A new study from Dragos has found that a water treatment plant in Oldsmar, Florida — where hackers attempted to poison the town’s water earlier this year — was also involved in another potential breach at the same time.
A browser being used on the plant’s network was traced back to a “watering hole” attack that was allegedly targeting water utilities across the country.
“We have medium confidence it did not directly compromise any organization,” the report said. “But it does represent an exposure risk to the water industry and highlights the importance of controlling access to untrusted websites, especially for Operational Technology and Industrial Control System environments.”
The tiny town in central Florida made national news in February when hackers gained remote access to systems at a local water plant and tried to elevate levels of certain chemicals which would have been poisonous to the town’s residents. The attack was stopped before the water levels could be changed but the situation, like the recent ransomware attack on Colonial Pipeline, put a spotlight on how unprotected much of the critical infrastructure in the US is.
Researchers with Dragos found that the WordPress website of a water infrastructure construction company in Florida was “hosting malicious code” in the footer file of their website as a way to lure in operators at water utilities in the state and elsewhere. The attackers allegedly took advantage of one of the many vulnerabilities that can be found in WordPress’ plugins and inserted the code, which Dragos identified as the Tofsee malware, at some point in December 2020.

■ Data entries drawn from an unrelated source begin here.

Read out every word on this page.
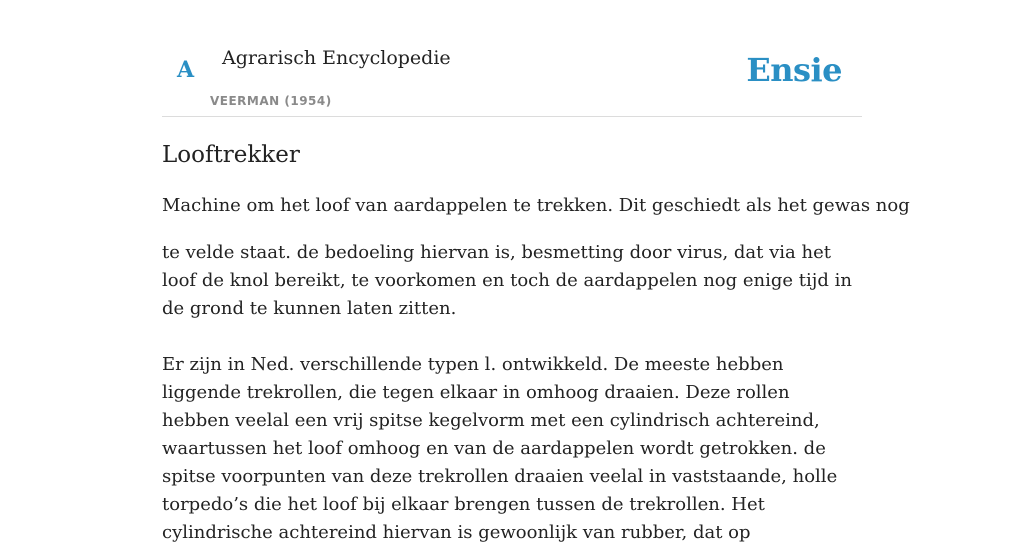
A Agrarisch Encyclopedie
VEERMAN (1954)
Ensie
Looftrekker

Machine om het loof van aardappelen te trekken. Dit geschiedt als het gewas nog

te velde staat. de bedoeling hiervan is, besmetting door virus, dat via het loof de knol bereikt, te voorkomen en toch de aardappelen nog enige tijd in de grond te kunnen laten zitten.

Er zijn in Ned. verschillende typen l. ontwikkeld. De meeste hebben liggende trekrollen, die tegen elkaar in omhoog draaien. Deze rollen hebben veelal een vrij spitse kegelvorm met een cylindrisch achtereind, waartussen het loof omhoog en van de aardappelen wordt getrokken. de spitse voorpunten van deze trekrollen draaien veelal in vaststaande, holle torpedo’s die het loof bij elkaar brengen tussen de trekrollen. Het cylindrische achtereind hiervan is gewoonlijk van rubber, dat op
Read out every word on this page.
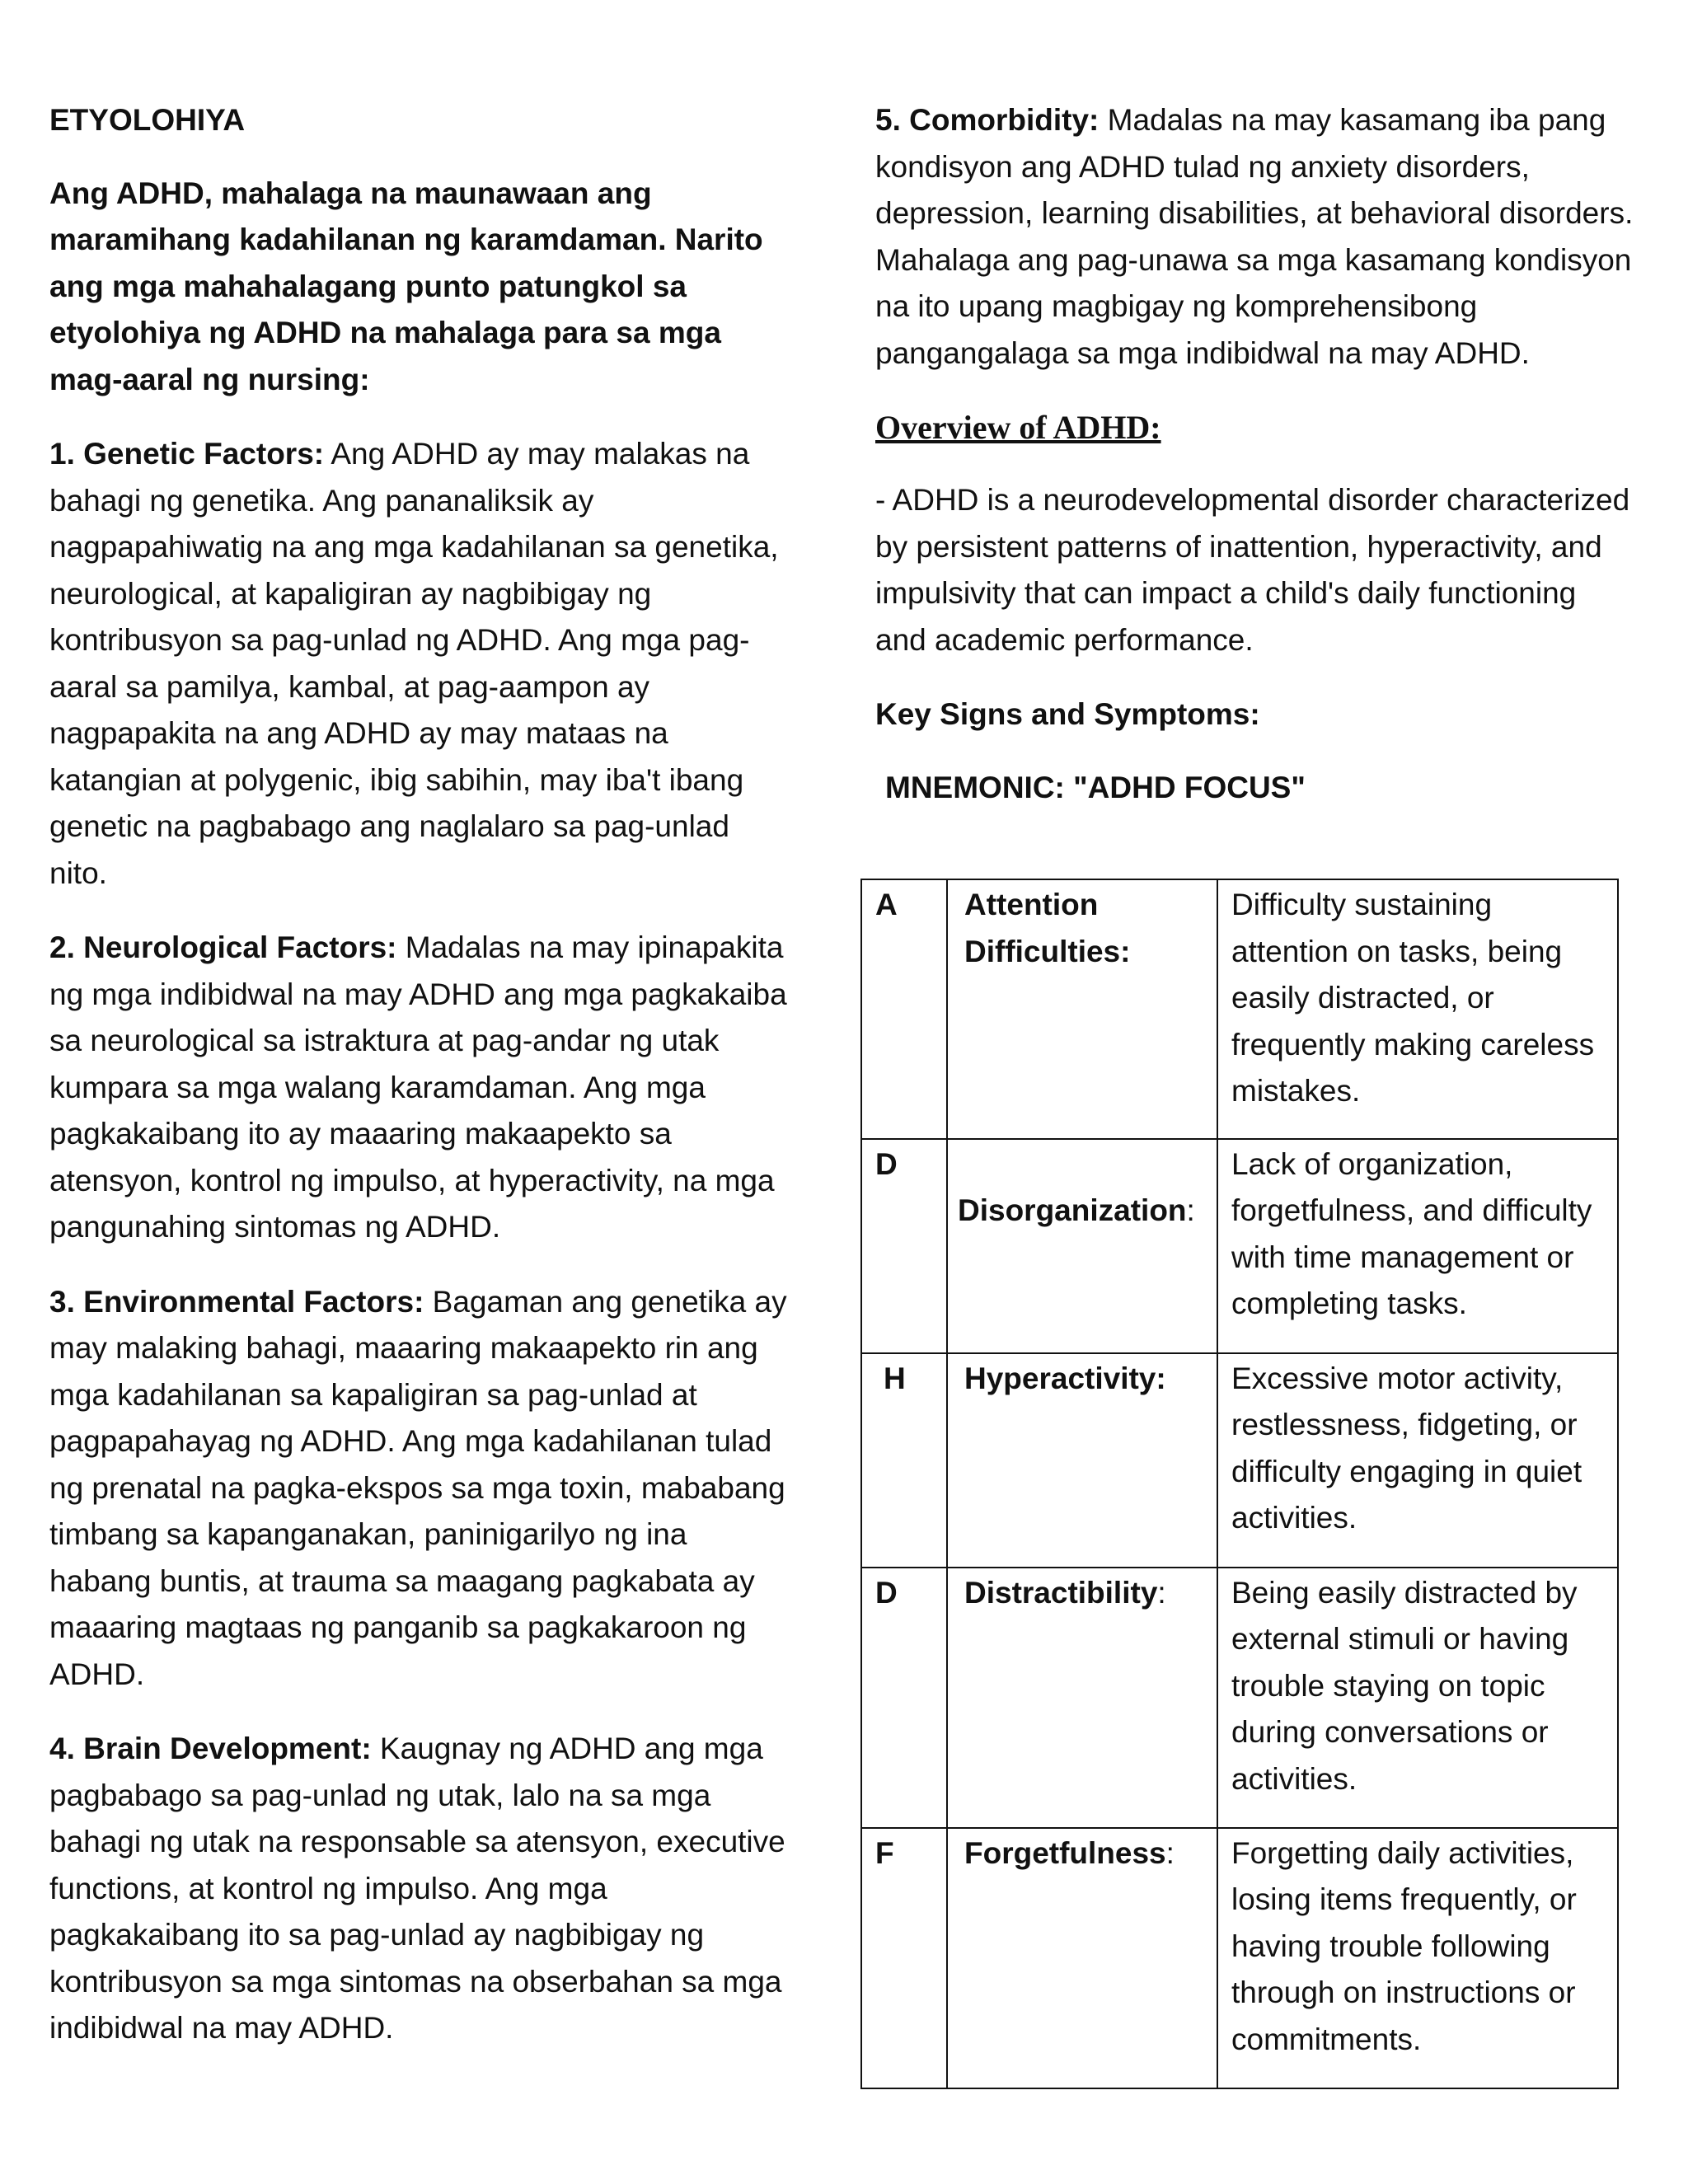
ETYOLOHIYA

Ang ADHD, mahalaga na maunawaan ang maramihang kadahilanan ng karamdaman. Narito ang mga mahahalagang punto patungkol sa etyolohiya ng ADHD na mahalaga para sa mga mag-aaral ng nursing:

1. Genetic Factors: Ang ADHD ay may malakas na bahagi ng genetika. Ang pananaliksik ay nagpapahiwatig na ang mga kadahilanan sa genetika, neurological, at kapaligiran ay nagbibigay ng kontribusyon sa pag-unlad ng ADHD. Ang mga pag-aaral sa pamilya, kambal, at pag-aampon ay nagpapakita na ang ADHD ay may mataas na katangian at polygenic, ibig sabihin, may iba't ibang genetic na pagbabago ang naglalaro sa pag-unlad nito.

2. Neurological Factors: Madalas na may ipinapakita ng mga indibidwal na may ADHD ang mga pagkakaiba sa neurological sa istraktura at pag-andar ng utak kumpara sa mga walang karamdaman. Ang mga pagkakaibang ito ay maaaring makaapekto sa atensyon, kontrol ng impulso, at hyperactivity, na mga pangunahing sintomas ng ADHD.

3. Environmental Factors: Bagaman ang genetika ay may malaking bahagi, maaaring makaapekto rin ang mga kadahilanan sa kapaligiran sa pag-unlad at pagpapahayag ng ADHD. Ang mga kadahilanan tulad ng prenatal na pagka-ekspos sa mga toxin, mababang timbang sa kapanganakan, paninigarilyo ng ina habang buntis, at trauma sa maagang pagkabata ay maaaring magtaas ng panganib sa pagkakaroon ng ADHD.

4. Brain Development: Kaugnay ng ADHD ang mga pagbabago sa pag-unlad ng utak, lalo na sa mga bahagi ng utak na responsable sa atensyon, executive functions, at kontrol ng impulso. Ang mga pagkakaibang ito sa pag-unlad ay nagbibigay ng kontribusyon sa mga sintomas na obserbahan sa mga indibidwal na may ADHD.

5. Comorbidity: Madalas na may kasamang iba pang kondisyon ang ADHD tulad ng anxiety disorders, depression, learning disabilities, at behavioral disorders. Mahalaga ang pag-unawa sa mga kasamang kondisyon na ito upang magbigay ng komprehensibong pangangalaga sa mga indibidwal na may ADHD.

Overview of ADHD:

- ADHD is a neurodevelopmental disorder characterized by persistent patterns of inattention, hyperactivity, and impulsivity that can impact a child's daily functioning and academic performance.

Key Signs and Symptoms:

MNEMONIC: "ADHD FOCUS"

A	Attention Difficulties:	Difficulty sustaining attention on tasks, being easily distracted, or frequently making careless mistakes.
D	Disorganization:	Lack of organization, forgetfulness, and difficulty with time management or completing tasks.
H	Hyperactivity:	Excessive motor activity, restlessness, fidgeting, or difficulty engaging in quiet activities.
D	Distractibility:	Being easily distracted by external stimuli or having trouble staying on topic during conversations or activities.
F	Forgetfulness:	Forgetting daily activities, losing items frequently, or having trouble following through on instructions or commitments.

The report found that the website with the malicious code “was visited by a browser from the city of Oldsmar” on February 5 at 9:49 am, the same day of the poisoning event.
The water plant in Oldsmar was far from the only organization that visited the site with the malicious code, according to the report. Dragos researchers found that between December 2020 and February 16, when the vulnerability was dealt with, more than 1,000 computers across the country were “profiled by the malicious code.”
Dozens of computers from state and local government agencies, water industry-related private companies, municipal water utility customers, and others visited the site during that two month span, according to Dragos.
Despite visiting the site on the same day of the attack, the watering hole attack was not connected to the poisoning attack, Dragos reiterated.
“We do not understand why the adversary chose this specific Florida water construction company site to compromise and to host their code. Interestingly, and unlike other watering hole attacks, the code did not deliver exploits or attempt to achieve access to victim computers,” Dragos researchers wrote.
“With the forensic information we collected so far, Dragos’ best assessment is that an actor deployed the watering hole on the water infrastructure construction company site to collect legitimate browser data for the purpose of improving the botnet malware’s ability to impersonate legitimate web browser activity,” the report said.
Cybersecurity experts noted that the report confirmed what many have said for years about the country’s inability to protect vital infrastructure from cyberattacks.
ThycoticCentrify vice president Bill O’Neill said the report was just another example of how organizations are dealing with a slate of vulnerabilities that can be exploited at any moment by attackers.
“Attacks like these make it abundantly clear that we’re entering a new era of digital warfare. A digital Pearl Harbor has long been a fear of experts as our adversaries look to cause disturbances amongst our critical infrastructure,” O’Neill said. “Any major attack on our energy, water, or transportation systems could accomplish that.”
Yaniv Bar-Dayan, CEO of Vulcan Cyber, explained that the watering hole attack had the makings of a very sophisticated attack and noted that it all started with a “lowly, vulnerable WordPress plugin.”
“Vulnerability remediation is the dirty job of the cyber security industry. Nobody really likes to do it, and it doesn’t get the attention and resources it deserves until it’s too late,” Bar-Dayan said. “These days, a WordPress plugin vulnerability can lead to the poisoning of a water supply or the taking down of an oil pipeline.”
Other experts said the findings simply confirmed the need for constant updates to be made to an organization’s content management system. The attack also highlighted how hackers use some efforts to learn what works and gather data as opposed to leveraging vulnerabilities for any specific action, according to New Net Technologies security research vice president Dirk Schrader.
“For those on the defense, it confirms the need to maintain a high level of cyber hygiene and to be able to detect any malicious changes in the infrastructure,” Schrader said.